Let $m$ be a positive integer and let $E(m)$ be the $m$-dimensional Euclidean space with its standard metric. For any positive integer $n > m$, let $P(1),P(2),\ldots,P(n)$ be a finite set of points of $E(m)$ whose convex hull $H$ has a non-empty interior (with respect to $E(m)$). Let $p$ be any interior point of $H$. Does there always exist a positive real number $e$ such that the following statement is true?
If $Q(1),Q(2),\ldots,Q(n)$ is any finite set of points of $E(m)$ for which the Euclidean distance between $P(i)$ and $Q(i)$ with $i \in \{ 1,2,\ldots,n \}$ is never greater than $e$, then the point $p$ belongs to the convex hull of $Q(1),Q(2),\dots,Q(n)$.
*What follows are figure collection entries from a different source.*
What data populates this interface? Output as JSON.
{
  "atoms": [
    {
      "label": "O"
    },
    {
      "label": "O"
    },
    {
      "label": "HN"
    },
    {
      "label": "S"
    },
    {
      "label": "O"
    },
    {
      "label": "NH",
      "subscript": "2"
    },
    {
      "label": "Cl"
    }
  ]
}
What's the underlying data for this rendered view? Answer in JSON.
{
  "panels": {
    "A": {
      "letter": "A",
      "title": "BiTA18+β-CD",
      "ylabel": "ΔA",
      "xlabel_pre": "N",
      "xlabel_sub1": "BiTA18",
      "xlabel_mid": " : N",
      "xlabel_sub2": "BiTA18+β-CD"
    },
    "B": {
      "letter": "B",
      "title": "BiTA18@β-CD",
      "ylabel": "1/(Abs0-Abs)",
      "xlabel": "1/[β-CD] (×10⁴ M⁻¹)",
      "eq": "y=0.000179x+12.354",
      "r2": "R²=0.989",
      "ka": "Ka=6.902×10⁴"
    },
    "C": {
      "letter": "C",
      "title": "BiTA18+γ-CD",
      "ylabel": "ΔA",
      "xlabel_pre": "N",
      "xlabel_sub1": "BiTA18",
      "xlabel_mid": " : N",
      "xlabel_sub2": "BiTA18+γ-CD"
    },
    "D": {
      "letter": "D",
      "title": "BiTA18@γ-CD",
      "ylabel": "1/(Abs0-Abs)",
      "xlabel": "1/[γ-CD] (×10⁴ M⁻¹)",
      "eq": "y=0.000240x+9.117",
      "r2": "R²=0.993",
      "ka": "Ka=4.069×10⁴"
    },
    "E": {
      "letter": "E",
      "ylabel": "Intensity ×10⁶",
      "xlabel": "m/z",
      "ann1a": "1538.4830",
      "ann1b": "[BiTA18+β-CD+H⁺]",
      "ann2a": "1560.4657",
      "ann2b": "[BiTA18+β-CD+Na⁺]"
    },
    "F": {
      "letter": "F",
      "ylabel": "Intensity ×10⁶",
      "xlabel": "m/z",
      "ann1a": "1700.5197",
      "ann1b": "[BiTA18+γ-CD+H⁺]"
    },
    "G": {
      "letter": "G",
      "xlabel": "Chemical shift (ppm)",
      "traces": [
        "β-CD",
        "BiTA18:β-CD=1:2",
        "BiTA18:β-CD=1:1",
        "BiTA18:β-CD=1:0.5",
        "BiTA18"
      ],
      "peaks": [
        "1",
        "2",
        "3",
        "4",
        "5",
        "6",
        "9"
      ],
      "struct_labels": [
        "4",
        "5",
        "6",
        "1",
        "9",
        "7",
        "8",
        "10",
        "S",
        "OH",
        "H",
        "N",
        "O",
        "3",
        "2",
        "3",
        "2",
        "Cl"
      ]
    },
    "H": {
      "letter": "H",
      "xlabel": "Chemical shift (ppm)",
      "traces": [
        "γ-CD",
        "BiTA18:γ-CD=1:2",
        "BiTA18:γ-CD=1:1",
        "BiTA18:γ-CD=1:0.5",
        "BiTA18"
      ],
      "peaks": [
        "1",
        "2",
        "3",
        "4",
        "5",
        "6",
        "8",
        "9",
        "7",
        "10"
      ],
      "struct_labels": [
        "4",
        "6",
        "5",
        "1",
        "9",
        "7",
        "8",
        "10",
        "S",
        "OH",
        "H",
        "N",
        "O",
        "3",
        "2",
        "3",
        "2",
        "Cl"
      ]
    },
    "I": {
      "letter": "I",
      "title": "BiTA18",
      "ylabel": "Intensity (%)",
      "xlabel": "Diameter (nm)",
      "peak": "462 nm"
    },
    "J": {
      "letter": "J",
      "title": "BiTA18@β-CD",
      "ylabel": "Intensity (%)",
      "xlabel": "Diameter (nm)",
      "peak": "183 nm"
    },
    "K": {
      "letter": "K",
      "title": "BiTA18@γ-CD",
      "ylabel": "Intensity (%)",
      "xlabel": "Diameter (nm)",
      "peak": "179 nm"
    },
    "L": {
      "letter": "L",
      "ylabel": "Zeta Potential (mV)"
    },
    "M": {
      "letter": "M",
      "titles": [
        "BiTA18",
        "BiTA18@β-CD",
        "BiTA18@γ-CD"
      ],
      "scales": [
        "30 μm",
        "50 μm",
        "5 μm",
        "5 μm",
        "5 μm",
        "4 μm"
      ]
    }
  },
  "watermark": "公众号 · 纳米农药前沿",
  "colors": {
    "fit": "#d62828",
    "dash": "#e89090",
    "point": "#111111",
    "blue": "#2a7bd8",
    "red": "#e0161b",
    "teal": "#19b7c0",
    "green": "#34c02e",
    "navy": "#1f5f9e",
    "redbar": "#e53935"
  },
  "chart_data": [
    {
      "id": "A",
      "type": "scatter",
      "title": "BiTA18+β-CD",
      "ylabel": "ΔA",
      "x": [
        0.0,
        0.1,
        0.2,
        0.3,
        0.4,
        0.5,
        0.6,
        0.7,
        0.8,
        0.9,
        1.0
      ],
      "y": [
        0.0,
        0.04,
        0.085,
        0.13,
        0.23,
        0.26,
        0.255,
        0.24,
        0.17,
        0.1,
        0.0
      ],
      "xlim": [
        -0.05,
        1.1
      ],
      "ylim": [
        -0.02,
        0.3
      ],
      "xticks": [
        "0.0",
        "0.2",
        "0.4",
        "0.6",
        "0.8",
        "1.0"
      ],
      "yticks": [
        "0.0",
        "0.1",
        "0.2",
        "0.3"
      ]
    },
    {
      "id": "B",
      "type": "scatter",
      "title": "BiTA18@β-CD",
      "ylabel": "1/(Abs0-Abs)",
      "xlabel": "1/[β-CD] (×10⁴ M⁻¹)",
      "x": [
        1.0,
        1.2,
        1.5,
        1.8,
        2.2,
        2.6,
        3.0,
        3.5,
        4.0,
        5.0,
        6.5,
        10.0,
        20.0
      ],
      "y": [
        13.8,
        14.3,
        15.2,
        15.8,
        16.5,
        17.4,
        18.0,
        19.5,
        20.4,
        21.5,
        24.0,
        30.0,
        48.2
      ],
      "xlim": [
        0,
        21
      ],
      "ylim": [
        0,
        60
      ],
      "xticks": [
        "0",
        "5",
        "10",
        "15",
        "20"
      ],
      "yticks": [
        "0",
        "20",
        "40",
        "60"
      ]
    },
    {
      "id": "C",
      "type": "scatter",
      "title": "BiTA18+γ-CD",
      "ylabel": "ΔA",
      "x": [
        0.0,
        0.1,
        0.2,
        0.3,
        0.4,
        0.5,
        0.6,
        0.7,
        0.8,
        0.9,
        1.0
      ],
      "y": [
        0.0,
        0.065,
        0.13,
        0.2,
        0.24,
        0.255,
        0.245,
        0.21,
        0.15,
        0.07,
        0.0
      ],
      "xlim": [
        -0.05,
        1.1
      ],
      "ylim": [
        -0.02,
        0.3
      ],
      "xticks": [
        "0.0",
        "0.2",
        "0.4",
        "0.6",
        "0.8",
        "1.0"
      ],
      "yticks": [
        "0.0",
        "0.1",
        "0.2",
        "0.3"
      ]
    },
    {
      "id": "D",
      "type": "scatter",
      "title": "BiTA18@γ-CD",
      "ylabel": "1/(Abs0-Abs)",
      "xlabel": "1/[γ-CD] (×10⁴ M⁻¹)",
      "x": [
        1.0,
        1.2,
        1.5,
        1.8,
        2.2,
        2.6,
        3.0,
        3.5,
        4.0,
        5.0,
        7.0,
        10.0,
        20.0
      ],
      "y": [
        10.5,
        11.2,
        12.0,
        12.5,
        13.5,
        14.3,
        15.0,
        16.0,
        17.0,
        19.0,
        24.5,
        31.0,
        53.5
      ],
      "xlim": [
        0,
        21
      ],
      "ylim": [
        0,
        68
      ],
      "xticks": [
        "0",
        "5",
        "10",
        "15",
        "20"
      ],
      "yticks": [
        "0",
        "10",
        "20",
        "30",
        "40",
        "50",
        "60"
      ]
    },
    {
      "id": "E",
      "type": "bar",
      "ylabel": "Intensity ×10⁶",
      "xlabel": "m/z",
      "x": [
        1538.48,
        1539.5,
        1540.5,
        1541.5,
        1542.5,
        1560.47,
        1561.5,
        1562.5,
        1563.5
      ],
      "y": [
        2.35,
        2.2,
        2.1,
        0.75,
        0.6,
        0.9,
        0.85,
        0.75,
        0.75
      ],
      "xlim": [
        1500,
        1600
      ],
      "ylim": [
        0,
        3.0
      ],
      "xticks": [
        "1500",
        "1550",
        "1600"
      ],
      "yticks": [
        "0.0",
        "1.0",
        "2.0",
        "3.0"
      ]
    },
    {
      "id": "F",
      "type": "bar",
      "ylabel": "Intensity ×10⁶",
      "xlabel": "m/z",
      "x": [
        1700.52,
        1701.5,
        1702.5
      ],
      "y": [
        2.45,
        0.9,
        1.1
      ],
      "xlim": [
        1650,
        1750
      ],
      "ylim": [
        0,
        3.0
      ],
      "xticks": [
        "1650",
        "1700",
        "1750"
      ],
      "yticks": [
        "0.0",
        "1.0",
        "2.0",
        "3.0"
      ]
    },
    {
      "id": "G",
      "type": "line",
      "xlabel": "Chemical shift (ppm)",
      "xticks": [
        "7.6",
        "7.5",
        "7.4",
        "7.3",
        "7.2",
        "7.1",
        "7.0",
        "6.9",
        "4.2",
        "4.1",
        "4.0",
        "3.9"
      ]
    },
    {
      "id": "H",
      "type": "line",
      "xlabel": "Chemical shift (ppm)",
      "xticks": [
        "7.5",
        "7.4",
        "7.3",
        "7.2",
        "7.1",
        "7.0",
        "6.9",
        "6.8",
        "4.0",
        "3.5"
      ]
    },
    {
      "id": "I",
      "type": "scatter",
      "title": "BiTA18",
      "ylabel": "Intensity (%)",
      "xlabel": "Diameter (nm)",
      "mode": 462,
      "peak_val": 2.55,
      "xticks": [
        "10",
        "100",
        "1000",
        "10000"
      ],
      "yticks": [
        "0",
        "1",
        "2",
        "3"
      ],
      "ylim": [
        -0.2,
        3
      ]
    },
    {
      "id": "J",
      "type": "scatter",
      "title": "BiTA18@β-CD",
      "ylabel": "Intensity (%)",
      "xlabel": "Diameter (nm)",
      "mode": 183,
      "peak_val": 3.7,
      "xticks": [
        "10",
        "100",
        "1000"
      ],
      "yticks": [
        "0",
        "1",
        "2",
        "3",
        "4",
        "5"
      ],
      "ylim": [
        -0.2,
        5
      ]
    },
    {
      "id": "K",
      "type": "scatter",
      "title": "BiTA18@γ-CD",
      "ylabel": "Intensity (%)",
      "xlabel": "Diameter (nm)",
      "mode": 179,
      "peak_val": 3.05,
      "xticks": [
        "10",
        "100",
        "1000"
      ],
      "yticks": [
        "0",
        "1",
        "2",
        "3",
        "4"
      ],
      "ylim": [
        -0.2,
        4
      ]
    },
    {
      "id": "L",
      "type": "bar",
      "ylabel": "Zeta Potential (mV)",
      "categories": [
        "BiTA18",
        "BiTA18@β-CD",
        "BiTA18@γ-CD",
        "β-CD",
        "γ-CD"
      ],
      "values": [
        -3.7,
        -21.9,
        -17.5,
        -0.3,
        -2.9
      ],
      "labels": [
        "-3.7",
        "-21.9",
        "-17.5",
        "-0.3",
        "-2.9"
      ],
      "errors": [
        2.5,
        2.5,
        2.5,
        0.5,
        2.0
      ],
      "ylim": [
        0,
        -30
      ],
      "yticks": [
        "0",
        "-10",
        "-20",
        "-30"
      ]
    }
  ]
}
If such a number as $e$ always exists, then it would, of course, have to depend on $H$ and $p$.
Yes, this is true.
Since the convex hull of the $P(i)$ is of non-empty interior, I can choose $m+1$ points among the $P(i)$ that form an affine basis of $E(m)$. Up to reindexation, I assume that these points are $P(1),\dots,P(m+1)$ and I show that if $Q(1),\dots,Q(m+1)$ are close to $P(1),\dots,P(m+1)$ then $p$ is still in the convex hull of the $Q(i)$. (I don't need the other points).
I claim that if the $Q(i)$ are close to the $P(i)$, then the $Q(i)$ give an affine basis of $E(m)$. Indeed, this is the affine analogue of the well-known linear fact that if $n$ vectors are close to a basis of a $n$-dimensional vector space, then they still give a basis (use a determinant).
Hence, I can write the $P(j)$ as barycenters in the $Q(i)$. Since $p$ is a barycenter in the $P(j)$, I can write it as a barycenter in the $P(i)$ by associativity of barycenters. The only thing to check is that this barycenter has weights in $(0,1)$ if the $Q(i)$ are sufficiently close of the $P(i)$.
Say that $P(j)$ is a barycenter of the $Q(i)$ with weights $\omega_{ij}(Q_i)$. Then, you can show that $\omega_{ij}(Q_i)$ depends continuously on $Q_i$ (this is essentially solving a linear system). Now, $p$ is a barycenter of the $Q(i)$ (for $Q(i)$ close to $P(i))$ with weights $\nu_i(Q_i)$ and $\nu_i(Q_i)$ depends also continuously on the $Q_i$ (it is given by an explicit formula involving the $\omega_{ij}$ and the weights of $p$ relative to the $P_j$). Since for $Q_i = P_i$, $\nu_i(P_i)$ is in $(0,1)$, this concludes the proof.